Chicago Express: The Expansions
Chicago Express has two expansions, which are available in a single box. Either expansion can be added to the base game individually or both can be played.
Narrow Gauge:Narrow Gauge adds 9 orange trains to the game. At the beginning of the game, each of the 9 trains is placed in a different city. When a player builds into that city, the train is placed in a community available pool. At that point, the train is available to be placed. To place one of the narrow gauge trains, a player may choose a "narrow gauge" action. Rather than having a limit to the number of "narrow gauge" actions available each round, a player chooses any of the "gauges" for the other actions and advances it one. In effect, this gives players something to do on what would otherwise be a null action. There is no cost to place an available narrow gauge railroad. The only restrictions on placement are that the hex chose must be a empty non-city hex and the hex must be adjacent to a hex containing one of the other companies. The effect of the narrow gauge RR is the same as if any other RR were in the hex: it increases the cost of the next train to enter in plains hexes and prohibits other RRs from entering mountain and forest hexes.
The expansion is fairly straightforward and easily implemented. It adds some value to "null" actions since you can now use the narrow gauge in order to make life harder for other railroads. I haven't played with it enough to really say with any certainty, but I've read some comments on BGG about it that it does make higher player count games more viable among experienced players (as in, it makes 5-player viable).
Erie RR Company: This expansion is a bit more interesting. The expansion adds the Erie RR company, which starts in Buffalo. Similar to the Wabash, the Erie is not available at the beginning of the game. It becomes available when a RR reaches one of the 4 RRs in the North/South column that has Cleveland in the Northernmost hex. The Erie is able to build into New York City (for +8 income) and is the only RR that is able to be able to do that. But it has a relatively limited number of locomotives (13) and can probably be more profitable by expanding west. The big kicker for the Erie is that it is only a single share. Because of the single share, a player only has one chance to capitalize the RR, so it can be a fairly large investment to win the bid. It's also a RR that will take awhile to reach its full income potential. Because it cannot be diluted though, it can be quite lucrative. The player that wins it will almost assuredly be playing a "long" game, so there will be a fairly large incentive to others to shorten the game as much as possible. (The rules do modify the end condition of the game so that 4 RR companies must deplete their shares rather than the standard 3).

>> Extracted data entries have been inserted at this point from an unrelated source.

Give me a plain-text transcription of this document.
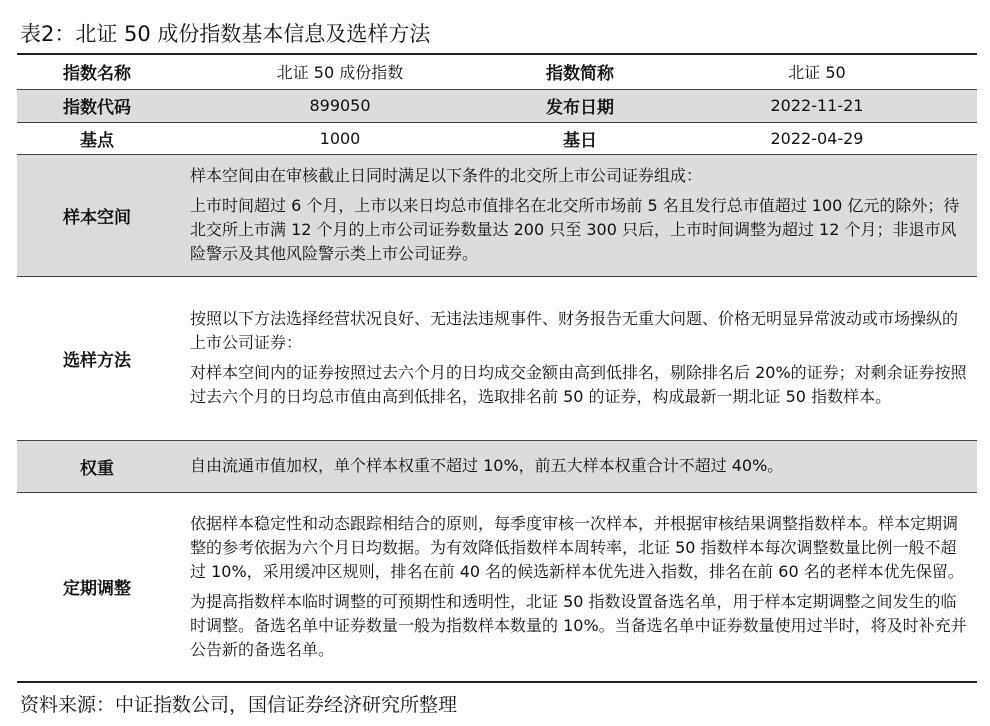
表2：北证 50 成份指数基本信息及选样方法
指数名称	北证 50 成份指数	指数简称	北证 50
指数代码	899050	发布日期	2022-11-21
基点	1000	基日	2022-04-29
样本空间	样本空间由在审核截止日同时满足以下条件的北交所上市公司证券组成：

上市时间超过 6 个月，上市以来日均总市值排名在北交所市场前 5 名且发行总市值超过 100 亿元的除外；待北交所上市满 12 个月的上市公司证券数量达 200 只至 300 只后，上市时间调整为超过 12 个月；非退市风险警示及其他风险警示类上市公司证券。		

选样方法	按照以下方法选择经营状况良好、无违法违规事件、财务报告无重大问题、价格无明显异常波动或市场操纵的上市公司证券：

对样本空间内的证券按照过去六个月的日均成交金额由高到低排名，剔除排名后 20%的证券；对剩余证券按照过去六个月的日均总市值由高到低排名，选取排名前 50 的证券，构成最新一期北证 50 指数样本。		

权重	自由流通市值加权，单个样本权重不超过 10%，前五大样本权重合计不超过 40%。		

定期调整	依据样本稳定性和动态跟踪相结合的原则，每季度审核一次样本，并根据审核结果调整指数样本。样本定期调整的参考依据为六个月日均数据。为有效降低指数样本周转率，北证 50 指数样本每次调整数量比例一般不超过 10%，采用缓冲区规则，排名在前 40 名的候选新样本优先进入指数，排名在前 60 名的老样本优先保留。

为提高指数样本临时调整的可预期性和透明性，北证 50 指数设置备选名单，用于样本定期调整之间发生的临时调整。备选名单中证券数量一般为指数样本数量的 10%。当备选名单中证券数量使用过半时，将及时补充并公告新的备选名单。		

资料来源：中证指数公司，国信证券经济研究所整理
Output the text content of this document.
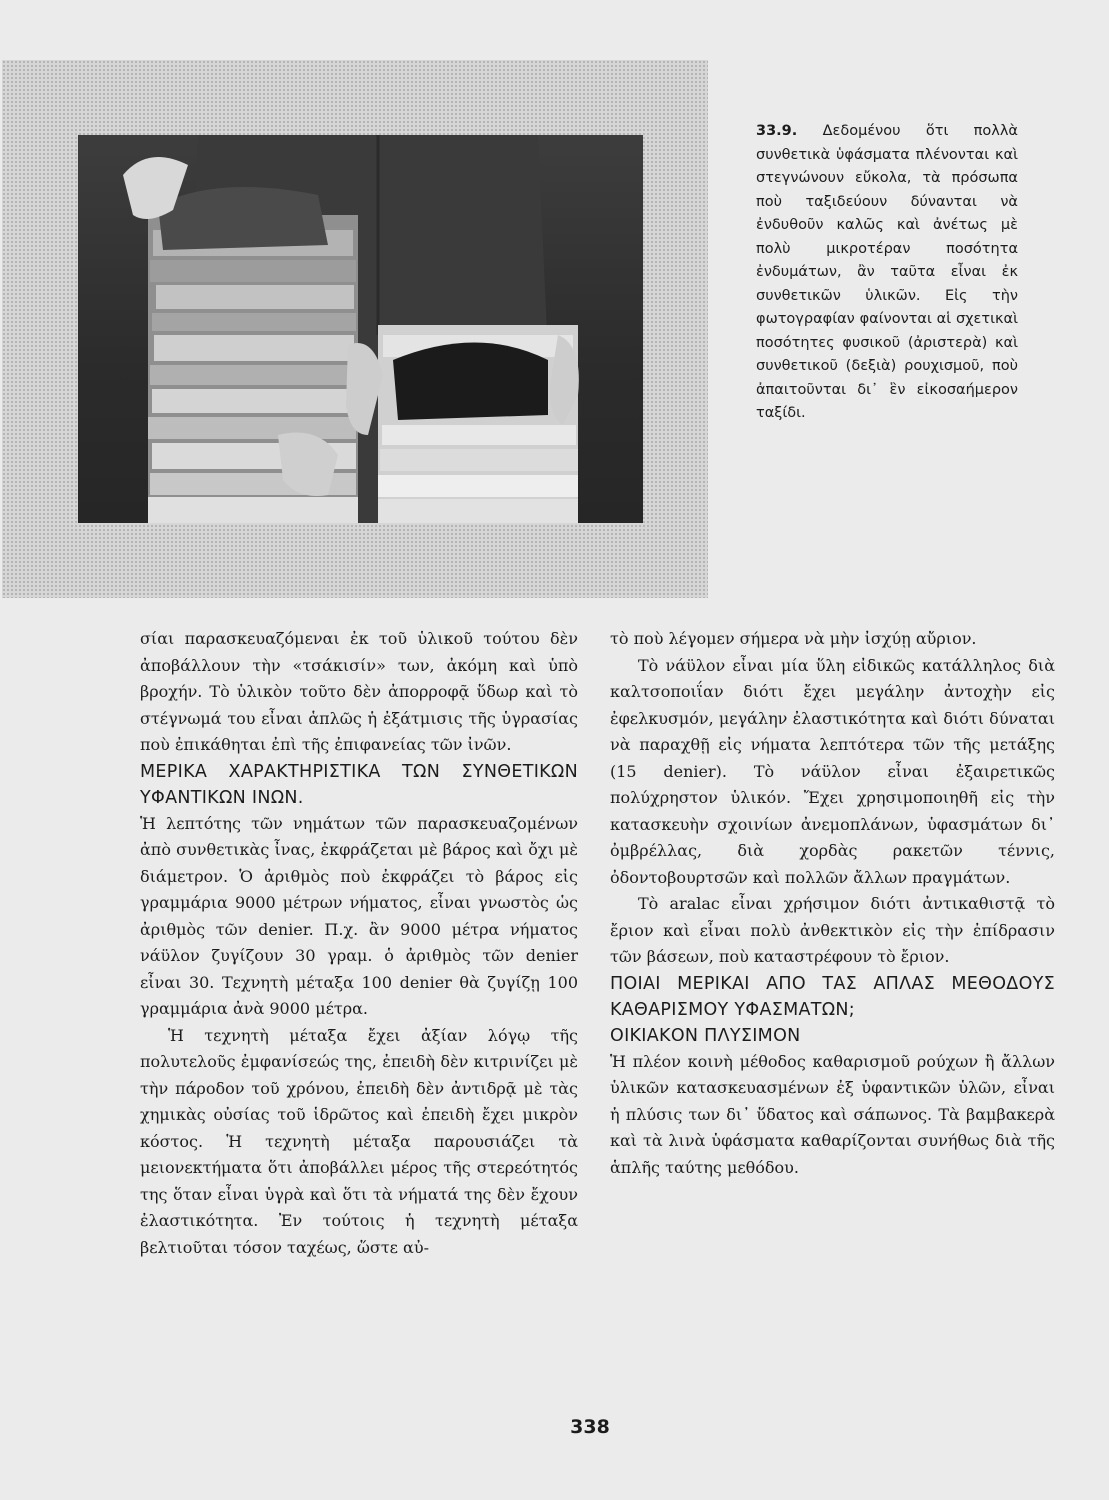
33.9. Δεδομένου ὅτι πολλὰ συνθετικὰ ὑφάσματα πλένονται καὶ στεγνώνουν εὔκολα, τὰ πρόσωπα ποὺ ταξιδεύουν δύνανται νὰ ἐνδυθοῦν καλῶς καὶ ἀνέτως μὲ πολὺ μικροτέραν ποσότητα ἐνδυμάτων, ἂν ταῦτα εἶναι ἐκ συνθετικῶν ὑλικῶν. Εἰς τὴν φωτογραφίαν φαίνονται αἱ σχετικαὶ ποσότητες φυσικοῦ (ἀριστερὰ) καὶ συνθετικοῦ (δεξιὰ) ρουχισμοῦ, ποὺ ἀπαιτοῦνται δι᾽ ἓν εἰκοσαήμερον ταξίδι.

σίαι παρασκευαζόμεναι ἐκ τοῦ ὑλικοῦ τούτου δὲν ἀποβάλλουν τὴν «τσάκισίν» των, ἀκόμη καὶ ὑπὸ βροχήν. Τὸ ὑλικὸν τοῦτο δὲν ἀπορροφᾷ ὕδωρ καὶ τὸ στέγνωμά του εἶναι ἁπλῶς ἡ ἐξάτμισις τῆς ὑγρασίας ποὺ ἐπικάθηται ἐπὶ τῆς ἐπιφανείας τῶν ἰνῶν.

ΜΕΡΙΚΑ ΧΑΡΑΚΤΗΡΙΣΤΙΚΑ ΤΩΝ ΣΥΝΘΕΤΙΚΩΝ ΥΦΑΝΤΙΚΩΝ ΙΝΩΝ.

Ἡ λεπτότης τῶν νημάτων τῶν παρασκευαζομένων ἀπὸ συνθετικὰς ἶνας, ἐκφράζεται μὲ βάρος καὶ ὄχι μὲ διάμετρον. Ὁ ἀριθμὸς ποὺ ἐκφράζει τὸ βάρος εἰς γραμμάρια 9000 μέτρων νήματος, εἶναι γνωστὸς ὡς ἀριθμὸς τῶν denier. Π.χ. ἂν 9000 μέτρα νήματος νάϋλον ζυγίζουν 30 γραμ. ὁ ἀριθμὸς τῶν denier εἶναι 30. Τεχνητὴ μέταξα 100 denier θὰ ζυγίζῃ 100 γραμμάρια ἀνὰ 9000 μέτρα.

Ἡ τεχνητὴ μέταξα ἔχει ἀξίαν λόγῳ τῆς πολυτελοῦς ἐμφανίσεώς της, ἐπειδὴ δὲν κιτρινίζει μὲ τὴν πάροδον τοῦ χρόνου, ἐπειδὴ δὲν ἀντιδρᾷ μὲ τὰς χημικὰς οὐσίας τοῦ ἱδρῶτος καὶ ἐπειδὴ ἔχει μικρὸν κόστος. Ἡ τεχνητὴ μέταξα παρουσιάζει τὰ μειονεκτήματα ὅτι ἀποβάλλει μέρος τῆς στερεότητός της ὅταν εἶναι ὑγρὰ καὶ ὅτι τὰ νήματά της δὲν ἔχουν ἐλαστικότητα. Ἐν τούτοις ἡ τεχνητὴ μέταξα βελτιοῦται τόσον ταχέως, ὥστε αὐ-

τὸ ποὺ λέγομεν σήμερα νὰ μὴν ἰσχύῃ αὔριον.

Τὸ νάϋλον εἶναι μία ὕλη εἰδικῶς κατάλληλος διὰ καλτσοποιΐαν διότι ἔχει μεγάλην ἀντοχὴν εἰς ἐφελκυσμόν, μεγάλην ἐλαστικότητα καὶ διότι δύναται νὰ παραχθῇ εἰς νήματα λεπτότερα τῶν τῆς μετάξης (15 denier). Τὸ νάϋλον εἶναι ἐξαιρετικῶς πολύχρηστον ὑλικόν. Ἔχει χρησιμοποιηθῆ εἰς τὴν κατασκευὴν σχοινίων ἀνεμοπλάνων, ὑφασμάτων δι᾽ ὀμβρέλλας, διὰ χορδὰς ρακετῶν τέννις, ὀδοντοβουρτσῶν καὶ πολλῶν ἄλλων πραγμάτων.

Τὸ aralac εἶναι χρήσιμον διότι ἀντικαθιστᾷ τὸ ἔριον καὶ εἶναι πολὺ ἀνθεκτικὸν εἰς τὴν ἐπίδρασιν τῶν βάσεων, ποὺ καταστρέφουν τὸ ἔριον.

ΠΟΙΑΙ ΜΕΡΙΚΑΙ ΑΠΟ ΤΑΣ ΑΠΛΑΣ ΜΕΘΟΔΟΥΣ ΚΑΘΑΡΙΣΜΟΥ ΥΦΑΣΜΑΤΩΝ;

ΟΙΚΙΑΚΟΝ ΠΛΥΣΙΜΟΝ

Ἡ πλέον κοινὴ μέθοδος καθαρισμοῦ ρούχων ἢ ἄλλων ὑλικῶν κατασκευασμένων ἐξ ὑφαντικῶν ὑλῶν, εἶναι ἡ πλύσις των δι᾽ ὕδατος καὶ σάπωνος. Τὰ βαμβακερὰ καὶ τὰ λινὰ ὑφάσματα καθαρίζονται συνήθως διὰ τῆς ἁπλῆς ταύτης μεθόδου.

338
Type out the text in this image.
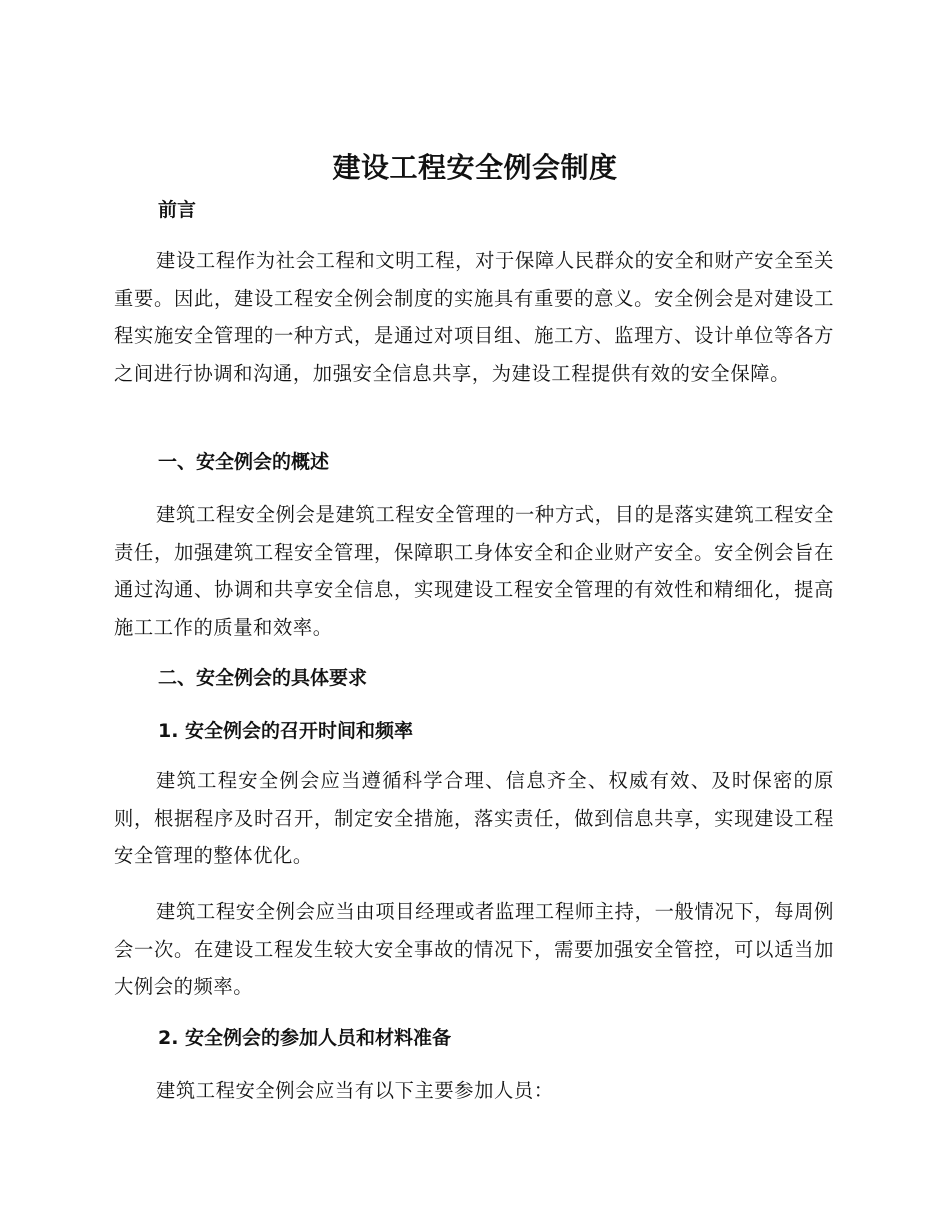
建设工程安全例会制度
前言
建设工程作为社会工程和文明工程，对于保障人民群众的安全和财产安全至关重要。因此，建设工程安全例会制度的实施具有重要的意义。安全例会是对建设工程实施安全管理的一种方式，是通过对项目组、施工方、监理方、设计单位等各方之间进行协调和沟通，加强安全信息共享，为建设工程提供有效的安全保障。
一、安全例会的概述
建筑工程安全例会是建筑工程安全管理的一种方式，目的是落实建筑工程安全责任，加强建筑工程安全管理，保障职工身体安全和企业财产安全。安全例会旨在通过沟通、协调和共享安全信息，实现建设工程安全管理的有效性和精细化，提高施工工作的质量和效率。
二、安全例会的具体要求
1. 安全例会的召开时间和频率
建筑工程安全例会应当遵循科学合理、信息齐全、权威有效、及时保密的原则，根据程序及时召开，制定安全措施，落实责任，做到信息共享，实现建设工程安全管理的整体优化。
建筑工程安全例会应当由项目经理或者监理工程师主持，一般情况下，每周例会一次。在建设工程发生较大安全事故的情况下，需要加强安全管控，可以适当加大例会的频率。
2. 安全例会的参加人员和材料准备
建筑工程安全例会应当有以下主要参加人员：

I like the Erie expansion, it seems to add much more than the Narrow Gauge. With it in play, there is another level to the thinking of whether you're playing a short or long game and whether you should be capitalizing additional RRs or just sitting on your money and trying to end the game before the big income engines can be a factor. Because of the Erie's location, there's a potential synergy between the owner of the Erie and the owner of the NYC (Green). The two can potentially go through many of the same cities, which potentially doubles the value of any city improvement. Because of the potential large swing the Erie provides, comments suggest that it should not be used in a 3-player game.